Prime Minister Theresa May has pledged a change in her party’s approach on tuition fees in England, appealing to younger voters saying fees will freeze at £9,250.
Speaking at the Conservative party conference, the PM said fee repayment thresholds will also rise, so graduates will start paying back loans once they earn £25,000, up from £21,000.
Mrs May said the whole student finance system would be reviewed, looking at long-term issues, such as a return to maintenance grants and varying tuition fees for courses, but did not rule out a move to a graduate tax.
“We are pledging to help students with an immediate freeze in maximum fee levels and by increasing the amount graduates can earn before they start paying their fees back,” May said as the Conservative party conference opened.

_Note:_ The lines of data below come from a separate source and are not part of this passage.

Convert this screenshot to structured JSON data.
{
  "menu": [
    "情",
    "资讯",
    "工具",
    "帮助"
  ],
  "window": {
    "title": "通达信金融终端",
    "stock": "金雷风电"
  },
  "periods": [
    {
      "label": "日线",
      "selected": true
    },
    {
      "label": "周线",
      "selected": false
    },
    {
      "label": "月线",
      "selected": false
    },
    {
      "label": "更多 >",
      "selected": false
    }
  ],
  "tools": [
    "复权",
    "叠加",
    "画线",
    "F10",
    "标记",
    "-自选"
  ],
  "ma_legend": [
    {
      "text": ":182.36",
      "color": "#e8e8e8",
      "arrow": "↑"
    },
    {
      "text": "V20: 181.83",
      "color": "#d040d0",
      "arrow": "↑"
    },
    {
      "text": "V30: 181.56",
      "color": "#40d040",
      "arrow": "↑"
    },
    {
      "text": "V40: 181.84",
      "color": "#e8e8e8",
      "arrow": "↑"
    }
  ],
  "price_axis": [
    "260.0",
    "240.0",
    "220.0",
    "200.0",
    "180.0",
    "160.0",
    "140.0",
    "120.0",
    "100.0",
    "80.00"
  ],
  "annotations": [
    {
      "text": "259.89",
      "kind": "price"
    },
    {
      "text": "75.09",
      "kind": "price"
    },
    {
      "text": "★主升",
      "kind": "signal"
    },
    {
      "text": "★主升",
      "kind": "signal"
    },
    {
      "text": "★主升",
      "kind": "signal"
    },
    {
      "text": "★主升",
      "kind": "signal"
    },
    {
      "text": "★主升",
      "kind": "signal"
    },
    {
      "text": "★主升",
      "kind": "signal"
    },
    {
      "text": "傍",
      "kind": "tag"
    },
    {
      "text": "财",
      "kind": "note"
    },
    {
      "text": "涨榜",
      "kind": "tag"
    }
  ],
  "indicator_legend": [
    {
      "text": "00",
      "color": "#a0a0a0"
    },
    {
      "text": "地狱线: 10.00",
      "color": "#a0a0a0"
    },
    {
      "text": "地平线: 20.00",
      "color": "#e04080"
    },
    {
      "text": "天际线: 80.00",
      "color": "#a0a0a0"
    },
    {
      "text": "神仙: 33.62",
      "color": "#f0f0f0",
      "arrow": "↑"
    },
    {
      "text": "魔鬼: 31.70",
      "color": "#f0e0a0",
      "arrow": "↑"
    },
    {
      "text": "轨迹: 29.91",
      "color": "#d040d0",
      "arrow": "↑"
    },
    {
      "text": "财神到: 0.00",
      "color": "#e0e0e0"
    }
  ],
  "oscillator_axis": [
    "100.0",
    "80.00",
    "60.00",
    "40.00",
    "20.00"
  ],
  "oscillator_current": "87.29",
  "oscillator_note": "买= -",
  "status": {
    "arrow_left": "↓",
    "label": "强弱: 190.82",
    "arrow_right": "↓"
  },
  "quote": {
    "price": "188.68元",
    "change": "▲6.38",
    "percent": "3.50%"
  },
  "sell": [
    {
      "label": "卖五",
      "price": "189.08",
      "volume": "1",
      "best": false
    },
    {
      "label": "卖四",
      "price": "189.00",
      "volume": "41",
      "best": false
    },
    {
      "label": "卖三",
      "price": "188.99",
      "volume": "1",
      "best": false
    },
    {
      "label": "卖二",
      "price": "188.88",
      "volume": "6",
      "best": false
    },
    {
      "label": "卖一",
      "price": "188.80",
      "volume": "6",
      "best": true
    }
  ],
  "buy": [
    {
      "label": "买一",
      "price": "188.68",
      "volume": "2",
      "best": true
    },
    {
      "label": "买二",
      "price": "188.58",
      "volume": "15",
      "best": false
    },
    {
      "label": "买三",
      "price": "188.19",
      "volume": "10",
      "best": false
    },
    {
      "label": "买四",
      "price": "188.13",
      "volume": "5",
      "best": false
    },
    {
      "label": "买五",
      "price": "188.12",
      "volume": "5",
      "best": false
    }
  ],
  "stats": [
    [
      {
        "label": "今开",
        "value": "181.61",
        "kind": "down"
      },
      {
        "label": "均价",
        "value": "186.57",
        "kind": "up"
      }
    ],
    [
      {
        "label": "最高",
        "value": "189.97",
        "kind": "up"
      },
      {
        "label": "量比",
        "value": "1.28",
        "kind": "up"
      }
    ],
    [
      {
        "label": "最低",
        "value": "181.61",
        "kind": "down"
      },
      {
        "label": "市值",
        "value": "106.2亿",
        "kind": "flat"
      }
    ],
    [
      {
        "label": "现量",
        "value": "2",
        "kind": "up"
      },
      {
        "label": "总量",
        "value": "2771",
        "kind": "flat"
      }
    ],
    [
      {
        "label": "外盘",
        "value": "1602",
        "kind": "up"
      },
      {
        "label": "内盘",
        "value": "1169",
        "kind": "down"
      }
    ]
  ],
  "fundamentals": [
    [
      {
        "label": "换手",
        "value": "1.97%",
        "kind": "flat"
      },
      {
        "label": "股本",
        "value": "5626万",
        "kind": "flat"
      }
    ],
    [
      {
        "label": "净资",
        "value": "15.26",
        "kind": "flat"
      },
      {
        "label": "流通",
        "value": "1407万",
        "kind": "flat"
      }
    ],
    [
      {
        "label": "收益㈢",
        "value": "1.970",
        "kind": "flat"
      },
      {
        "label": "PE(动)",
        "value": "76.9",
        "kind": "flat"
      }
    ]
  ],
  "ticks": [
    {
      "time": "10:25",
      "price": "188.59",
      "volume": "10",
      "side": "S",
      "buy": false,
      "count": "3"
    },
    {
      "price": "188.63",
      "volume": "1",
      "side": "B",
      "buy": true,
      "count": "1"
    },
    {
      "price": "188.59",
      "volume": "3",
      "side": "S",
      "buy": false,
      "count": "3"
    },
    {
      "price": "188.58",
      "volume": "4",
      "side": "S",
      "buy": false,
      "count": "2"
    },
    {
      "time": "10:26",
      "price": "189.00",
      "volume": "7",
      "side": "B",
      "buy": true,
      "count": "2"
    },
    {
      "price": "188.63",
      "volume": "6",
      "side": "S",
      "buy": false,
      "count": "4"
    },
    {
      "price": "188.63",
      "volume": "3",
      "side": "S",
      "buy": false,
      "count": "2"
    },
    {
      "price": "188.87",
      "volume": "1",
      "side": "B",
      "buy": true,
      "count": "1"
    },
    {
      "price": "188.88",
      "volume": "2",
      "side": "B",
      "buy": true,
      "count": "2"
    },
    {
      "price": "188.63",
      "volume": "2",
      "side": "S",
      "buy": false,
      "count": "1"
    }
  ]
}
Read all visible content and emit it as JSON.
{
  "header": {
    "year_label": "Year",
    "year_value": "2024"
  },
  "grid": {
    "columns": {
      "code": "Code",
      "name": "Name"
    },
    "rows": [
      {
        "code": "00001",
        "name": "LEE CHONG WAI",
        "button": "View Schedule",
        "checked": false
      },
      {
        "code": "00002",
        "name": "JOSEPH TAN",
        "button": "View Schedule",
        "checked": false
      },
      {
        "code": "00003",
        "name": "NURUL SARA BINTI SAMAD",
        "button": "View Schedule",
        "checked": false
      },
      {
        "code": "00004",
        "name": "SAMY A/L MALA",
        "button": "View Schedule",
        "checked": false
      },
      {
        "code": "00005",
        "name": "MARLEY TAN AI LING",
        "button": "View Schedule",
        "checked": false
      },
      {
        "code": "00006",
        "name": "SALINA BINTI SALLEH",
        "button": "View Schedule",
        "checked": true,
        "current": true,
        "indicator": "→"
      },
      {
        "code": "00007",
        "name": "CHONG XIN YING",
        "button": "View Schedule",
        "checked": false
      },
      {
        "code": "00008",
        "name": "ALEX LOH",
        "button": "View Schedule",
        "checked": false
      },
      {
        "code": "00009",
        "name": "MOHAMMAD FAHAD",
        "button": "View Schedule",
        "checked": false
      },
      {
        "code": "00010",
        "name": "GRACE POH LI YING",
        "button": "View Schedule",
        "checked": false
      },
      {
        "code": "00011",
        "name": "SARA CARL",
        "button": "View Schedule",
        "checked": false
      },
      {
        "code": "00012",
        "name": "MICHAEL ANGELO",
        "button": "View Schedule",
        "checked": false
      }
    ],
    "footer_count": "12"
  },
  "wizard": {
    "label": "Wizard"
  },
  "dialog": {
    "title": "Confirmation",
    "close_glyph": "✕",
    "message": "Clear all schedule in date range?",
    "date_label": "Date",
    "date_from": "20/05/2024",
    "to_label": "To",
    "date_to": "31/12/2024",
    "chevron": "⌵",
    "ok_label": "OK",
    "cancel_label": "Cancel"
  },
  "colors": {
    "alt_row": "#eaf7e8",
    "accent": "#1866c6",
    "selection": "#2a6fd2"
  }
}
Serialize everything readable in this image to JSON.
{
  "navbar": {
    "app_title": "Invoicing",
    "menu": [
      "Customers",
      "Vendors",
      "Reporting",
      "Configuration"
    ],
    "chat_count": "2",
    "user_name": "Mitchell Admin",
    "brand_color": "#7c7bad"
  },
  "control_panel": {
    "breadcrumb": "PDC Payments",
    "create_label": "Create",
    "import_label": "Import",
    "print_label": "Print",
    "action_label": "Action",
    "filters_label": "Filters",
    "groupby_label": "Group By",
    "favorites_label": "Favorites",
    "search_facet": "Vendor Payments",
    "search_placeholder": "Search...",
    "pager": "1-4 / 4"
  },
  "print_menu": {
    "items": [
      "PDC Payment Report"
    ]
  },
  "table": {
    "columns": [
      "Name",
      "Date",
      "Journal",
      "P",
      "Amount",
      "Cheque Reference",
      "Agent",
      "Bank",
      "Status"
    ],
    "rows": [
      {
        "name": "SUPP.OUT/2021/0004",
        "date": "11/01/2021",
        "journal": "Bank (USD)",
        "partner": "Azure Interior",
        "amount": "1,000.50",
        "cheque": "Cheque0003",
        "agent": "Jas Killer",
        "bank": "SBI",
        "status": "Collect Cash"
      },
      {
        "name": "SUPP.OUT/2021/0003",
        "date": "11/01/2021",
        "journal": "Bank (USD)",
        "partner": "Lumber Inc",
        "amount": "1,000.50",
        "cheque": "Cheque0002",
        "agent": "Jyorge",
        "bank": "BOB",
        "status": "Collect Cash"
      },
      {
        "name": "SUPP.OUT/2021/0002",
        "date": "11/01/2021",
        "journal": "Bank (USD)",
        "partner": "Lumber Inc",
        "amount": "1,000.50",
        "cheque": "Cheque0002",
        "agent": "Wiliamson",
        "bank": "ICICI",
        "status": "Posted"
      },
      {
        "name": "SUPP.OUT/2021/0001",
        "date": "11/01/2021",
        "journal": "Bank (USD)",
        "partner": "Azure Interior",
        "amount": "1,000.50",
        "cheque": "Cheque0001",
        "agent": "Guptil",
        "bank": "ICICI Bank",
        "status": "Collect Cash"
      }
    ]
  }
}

The planned £250 increase in tuition fees for 2018-19 to £9,500 will not go ahead and fees will instead remain at the current maximum of £9,250 per year.
The moves come amid pressure on the leader following a snap election in which young voters overwhelmingly voted in favour of Labour and Jeremy Corbyn.
Students across the country have been faced with mountains of debt in recent years, with average debts on graduation rising close to £50,000 for those who began studying in 2012.
Michael Heseltine doubted the effectiveness of the appeal to youth, however, arguing that Labour would always “outbid” the Tories on promises to younger voters, after Jeremy Corbyn pledged to scrap tuition fees altogether.
In response to the announcement, Labour MP for Plymouth, Sutton and Devonport, Luke Pollard tweeted, “So your choice is annual tuition fees of £9,250 with the Conservatives or annual tuition fees of £0 with Labour.”
Labour’s shadow education secretary, Angela Rayner, called the move, “a desperate attempt by the Tories to kick the issue into the long grass”, adding that “they have no plans for young people and no ideas for our country”.